Canadians’ debt-to-income ratio has soared to 163 per cent, much higher than previously believed, according to revised Statistics Canada figures.

The household debt level has increased 1.8 per cent in the second quarter, bringing it to a similar level seen in the United States before the housing bust and the 2008 financial crisis.

At the peak of the U.S. housing bubble in 2007, Americans’ household debt-to-income ratio reached 170 per cent.

StatsCan’s recalculation has also added about 11 percentage points to Canada’s 2011 debt ratio, previously estimated at 150.6 per cent and now pegged at 161.7 per cent.

Statistics Canada said the new figures are the result of a revised method used to measure household net worth, which is more in line with international accounting standards.  Non-profit institutions have been removed from the household category to get a better representation of family finances.
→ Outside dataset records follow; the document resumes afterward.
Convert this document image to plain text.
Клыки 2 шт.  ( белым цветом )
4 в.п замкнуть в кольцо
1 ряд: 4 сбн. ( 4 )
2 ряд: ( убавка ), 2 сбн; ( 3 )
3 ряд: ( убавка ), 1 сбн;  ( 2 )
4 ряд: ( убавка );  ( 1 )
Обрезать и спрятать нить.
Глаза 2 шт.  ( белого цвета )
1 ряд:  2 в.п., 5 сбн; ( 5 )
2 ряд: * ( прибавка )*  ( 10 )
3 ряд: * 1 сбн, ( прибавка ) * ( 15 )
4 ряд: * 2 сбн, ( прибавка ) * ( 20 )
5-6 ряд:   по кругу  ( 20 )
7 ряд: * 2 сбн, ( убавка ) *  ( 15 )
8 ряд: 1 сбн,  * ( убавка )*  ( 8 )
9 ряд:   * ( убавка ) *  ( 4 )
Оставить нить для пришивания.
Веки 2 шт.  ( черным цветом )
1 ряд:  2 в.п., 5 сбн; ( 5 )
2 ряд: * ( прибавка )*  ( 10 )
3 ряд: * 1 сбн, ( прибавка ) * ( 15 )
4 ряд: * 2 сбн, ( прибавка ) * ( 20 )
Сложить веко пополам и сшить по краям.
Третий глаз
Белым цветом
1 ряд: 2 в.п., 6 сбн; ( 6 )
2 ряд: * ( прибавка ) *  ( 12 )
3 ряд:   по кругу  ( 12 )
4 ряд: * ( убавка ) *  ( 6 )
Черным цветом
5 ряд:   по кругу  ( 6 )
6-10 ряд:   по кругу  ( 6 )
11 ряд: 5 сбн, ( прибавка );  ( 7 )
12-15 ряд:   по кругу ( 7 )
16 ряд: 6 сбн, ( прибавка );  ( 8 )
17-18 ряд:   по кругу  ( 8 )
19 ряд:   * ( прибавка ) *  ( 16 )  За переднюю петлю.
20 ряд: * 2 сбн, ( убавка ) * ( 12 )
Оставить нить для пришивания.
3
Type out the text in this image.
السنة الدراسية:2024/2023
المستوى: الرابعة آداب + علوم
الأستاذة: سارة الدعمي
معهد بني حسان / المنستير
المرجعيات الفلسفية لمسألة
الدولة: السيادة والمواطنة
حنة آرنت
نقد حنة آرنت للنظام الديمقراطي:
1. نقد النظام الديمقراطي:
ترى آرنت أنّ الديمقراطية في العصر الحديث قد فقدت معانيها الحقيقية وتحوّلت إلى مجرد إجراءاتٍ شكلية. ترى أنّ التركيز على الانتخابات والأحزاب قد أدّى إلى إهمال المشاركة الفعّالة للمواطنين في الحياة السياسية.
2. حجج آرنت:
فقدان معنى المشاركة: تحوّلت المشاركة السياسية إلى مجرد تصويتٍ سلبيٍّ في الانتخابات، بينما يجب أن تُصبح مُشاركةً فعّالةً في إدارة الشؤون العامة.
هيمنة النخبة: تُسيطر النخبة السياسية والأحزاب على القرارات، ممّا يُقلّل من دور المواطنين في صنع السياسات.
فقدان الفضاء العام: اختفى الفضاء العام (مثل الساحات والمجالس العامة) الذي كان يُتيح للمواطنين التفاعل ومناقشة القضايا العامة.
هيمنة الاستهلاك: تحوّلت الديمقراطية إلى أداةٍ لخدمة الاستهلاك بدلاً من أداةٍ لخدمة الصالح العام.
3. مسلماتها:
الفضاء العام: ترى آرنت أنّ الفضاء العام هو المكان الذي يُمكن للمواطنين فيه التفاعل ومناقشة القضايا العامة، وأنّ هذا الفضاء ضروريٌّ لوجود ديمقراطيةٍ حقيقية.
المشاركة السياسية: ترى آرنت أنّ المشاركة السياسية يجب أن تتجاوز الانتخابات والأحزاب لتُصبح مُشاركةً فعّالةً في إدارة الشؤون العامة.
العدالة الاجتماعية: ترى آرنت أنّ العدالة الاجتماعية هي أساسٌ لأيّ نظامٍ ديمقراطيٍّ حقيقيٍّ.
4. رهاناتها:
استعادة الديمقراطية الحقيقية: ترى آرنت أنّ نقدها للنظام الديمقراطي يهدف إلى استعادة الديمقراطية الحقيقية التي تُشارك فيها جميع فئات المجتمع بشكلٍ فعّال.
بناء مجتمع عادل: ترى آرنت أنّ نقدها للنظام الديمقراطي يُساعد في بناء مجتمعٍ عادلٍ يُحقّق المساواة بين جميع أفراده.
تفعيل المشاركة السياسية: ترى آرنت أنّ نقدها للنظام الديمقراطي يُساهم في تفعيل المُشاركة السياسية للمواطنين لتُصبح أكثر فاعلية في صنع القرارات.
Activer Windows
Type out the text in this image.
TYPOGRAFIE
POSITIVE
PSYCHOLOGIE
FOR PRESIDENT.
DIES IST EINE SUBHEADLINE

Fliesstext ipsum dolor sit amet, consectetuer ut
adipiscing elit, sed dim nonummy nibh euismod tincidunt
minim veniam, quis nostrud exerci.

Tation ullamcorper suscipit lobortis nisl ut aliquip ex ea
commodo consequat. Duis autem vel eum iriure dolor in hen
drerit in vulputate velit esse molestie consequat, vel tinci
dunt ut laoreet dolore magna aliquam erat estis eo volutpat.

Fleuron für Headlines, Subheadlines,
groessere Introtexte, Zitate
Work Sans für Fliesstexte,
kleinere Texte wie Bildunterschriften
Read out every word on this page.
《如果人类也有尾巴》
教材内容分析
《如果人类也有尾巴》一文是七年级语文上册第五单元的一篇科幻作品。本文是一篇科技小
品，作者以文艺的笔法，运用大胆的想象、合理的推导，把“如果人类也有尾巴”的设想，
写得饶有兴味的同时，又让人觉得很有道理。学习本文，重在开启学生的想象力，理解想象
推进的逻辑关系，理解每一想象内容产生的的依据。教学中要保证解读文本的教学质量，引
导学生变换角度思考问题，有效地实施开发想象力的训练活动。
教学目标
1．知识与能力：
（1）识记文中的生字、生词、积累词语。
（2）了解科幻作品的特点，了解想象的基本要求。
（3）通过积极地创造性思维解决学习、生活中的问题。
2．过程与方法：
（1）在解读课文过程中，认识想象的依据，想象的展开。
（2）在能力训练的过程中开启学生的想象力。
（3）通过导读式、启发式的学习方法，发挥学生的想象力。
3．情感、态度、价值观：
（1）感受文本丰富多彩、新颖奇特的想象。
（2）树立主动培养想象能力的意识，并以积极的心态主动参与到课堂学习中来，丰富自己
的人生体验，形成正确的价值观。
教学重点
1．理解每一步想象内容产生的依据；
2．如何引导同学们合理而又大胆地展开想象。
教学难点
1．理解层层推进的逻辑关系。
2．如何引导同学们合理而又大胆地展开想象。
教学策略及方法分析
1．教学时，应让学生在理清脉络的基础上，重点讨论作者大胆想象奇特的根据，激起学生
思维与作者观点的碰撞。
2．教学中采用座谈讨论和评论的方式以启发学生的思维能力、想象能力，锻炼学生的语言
"Overall, this supports our bearish view that Canada's housing boom is unsustainable and the eventual correction, which we think is already underway, is likely to have a material negative implications for growth," Capital Economics analyst David Madani said.

However, Madani said he doesn’t expect Bank of Canada Governor Mark Carney to hike interest rates in response.

While the latest figures are troubling, RBC Chief Economist Craig Wright says they shouldn’t necessarily trigger alarm bells.

The Canadian household debt “doesn’t strictly compare with the U.S.,” he told CTV’s Power Play Monday.

“So to some degree you’re comparing apples to oranges.”

About 70 per cent of household credit is mortgage-related, Wright said, but new data suggests housing markets across Canada, except in Vancouver, are cooling off.

The Canadian Real Estate Association said Monday that sales of existing homes fell 15.1 per cent in September from a year ago, although last month's numbers were slightly higher than in August.

“So as we move forward we hope (the debt) ratio will stabilize,” Wright said.

Other analysts have pointed out that Canada’s housing market is more stable than in the pre-recession U.S.

StatsCan’s revisions did show that Canadians have more assets than previously thought.  The country’s per capita net worth has risen by nearly $8,000 to $190,200, mostly due to a recalculation of holdings in unlisted company shares.

But Canadians’ assets are mostly locked into the value of their homes, which leaves them vulnerable to housing corrections or another financial crisis.

Ottawa recently tightened mortgage rules in an effort to rein in Canadians’ borrowing and spending.